Karasaev, in its turn, was a great Kyrgyz philologist famous for writing the very first Kyrgyz-Russian dictionary. He attended college in Tashkent and later in Saint-Petersburg. This was the time of Russian revolution and all his childhood and school friends who stayed at home were killed while he was in Russia. Such a sad story of horrible things that common folks have deal with during a civil war 😦
Karasaev was also buried here, in this park on the high shore of Issyk-Kul lake.
On my way out of the museum I talked to a lady who was selling tickets to enter the museum.
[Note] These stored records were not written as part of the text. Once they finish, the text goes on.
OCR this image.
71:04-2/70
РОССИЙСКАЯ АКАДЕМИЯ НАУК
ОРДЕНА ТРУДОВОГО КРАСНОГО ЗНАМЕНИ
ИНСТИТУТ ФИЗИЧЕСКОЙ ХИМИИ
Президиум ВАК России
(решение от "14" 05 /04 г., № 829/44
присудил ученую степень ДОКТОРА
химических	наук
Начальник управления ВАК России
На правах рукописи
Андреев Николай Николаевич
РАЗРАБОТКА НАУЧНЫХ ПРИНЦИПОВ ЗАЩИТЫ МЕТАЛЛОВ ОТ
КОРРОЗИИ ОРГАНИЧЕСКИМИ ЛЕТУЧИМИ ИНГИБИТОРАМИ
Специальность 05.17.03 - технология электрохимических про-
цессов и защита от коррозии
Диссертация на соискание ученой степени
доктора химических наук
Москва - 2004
She turned out to be a very kind person, she told me a couple of good stories about Karasaev and she also told me about other historical and natural tourist attractions to see here around Karakul area. She was just another example of how kind and generous Kyrgyz people are.
I then finally walked to the beach and enjoyed the views. The weather was amazing, it was warm and sunny I even thought about swimming in the lake, but did not 😉
I walked a little more and took a public transportation minibus to get back to town.
It drove me to the Karakol downtown bazaar in just about 15 minutes and I walked home from there.